All passengers who had disembarked the ship at earlier stages in the cruise had been located, Tedros said, adding it was up to their respective countries to implement protocols to prevent the virus from spreading.
Four people who have been under observation in Italy for possible hantavirus infection have all tested negative, the Italian health ministry said on Wednesday.
Tests were conducted on an Argentine tourist hospitalised with pneumonia, a man from the southern Italian region of Calabria who was in voluntary isolation, a British tourist located in Milan and a companion travelling with him.
Tests conducted in hospitals in Rome and Milan came up negative for all four people, the health ministry statement said.
"The risk connected with the virus remains very low in Europe and therefore also in Italy," it added.
The Argentine tourist had left an endemic area in her home country on 30 April and travelled to Italy on a Buenos Aires-Rome flight before later going to Sicily, where she was hospitalised for pneumonia.
The Calabrian man on 25 April had briefly come into contact on a plane with a Dutch woman who later died from the virus.
The British tourist had also come into contact with the Dutch woman on a different flight and was put into quarantine, while his companion was also taken to hospital as a precaution.
Britain said on Tuesday it'll bring 10 people from remote island territories of Saint Helena island and Ascension Island, to the UK for precautionary isolation.

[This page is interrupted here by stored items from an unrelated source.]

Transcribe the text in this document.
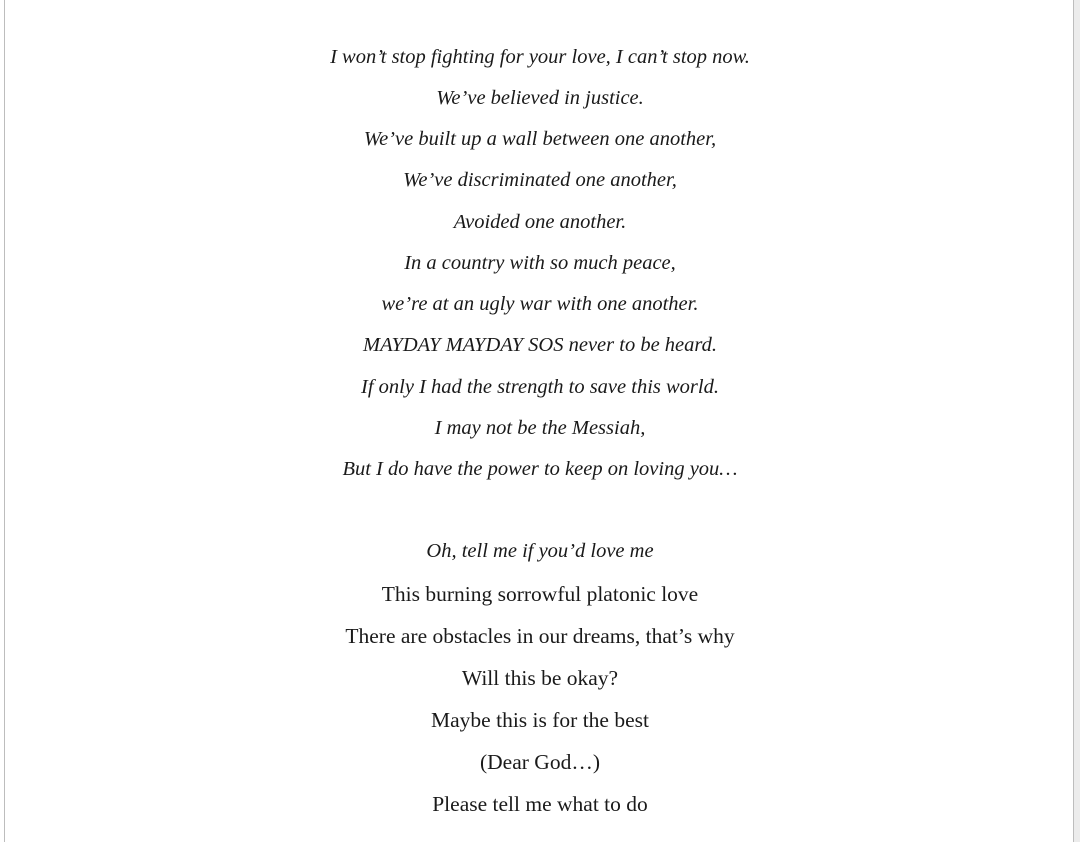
I won’t stop fighting for your love, I can’t stop now.
We’ve believed in justice.
We’ve built up a wall between one another,
We’ve discriminated one another,
Avoided one another.
In a country with so much peace,
we’re at an ugly war with one another.
MAYDAY MAYDAY SOS never to be heard.
If only I had the strength to save this world.
I may not be the Messiah,
But I do have the power to keep on loving you…
Oh, tell me if you’d love me
This burning sorrowful platonic love
There are obstacles in our dreams, that’s why
Will this be okay?
Maybe this is for the best
(Dear God…)
Please tell me what to do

They include cruise ship passengers and medical staff who had contact with confirmed cases. According to the Health Security Agency, the individuals were already isolating and not showing symptoms.
According to the cruise company's website, 32 guests and one crew member disembarked from the vessel at Saint Helena and two guests had a medical evacuation via Ascension Island.
The governor of Saint Helena, Ascension and Tristan da Cunha said in a statement on Monday that resident medical staff on Ascension Island who had treated a confirmed case were being relocated to Britain as a precaution, with replacement clinicians flown in to maintain healthcare on the island.
On Saint Helena, Governor Nigel Phillips said a small number of people who had travelled on the cruise ship were assessed as higher-risk contacts. While the likelihood of illness remained low, UKHSA advised they should also be moved to Britain to complete their self-isolation.
The British government did not immediately respond to a request for comment for further details.
Meanwhile, Spain announced late on Monday that a Spaniard had tested positive, one of 14 quarantining at a military hospital in Madrid. It said on Tuesday that definitive tests had confirmed negative results for the 13 others in quarantine.
The confirmed cases also include a French passenger who tested positive after the ship docked in the Canary Islands on Sunday and was in intensive care but in a stable condition.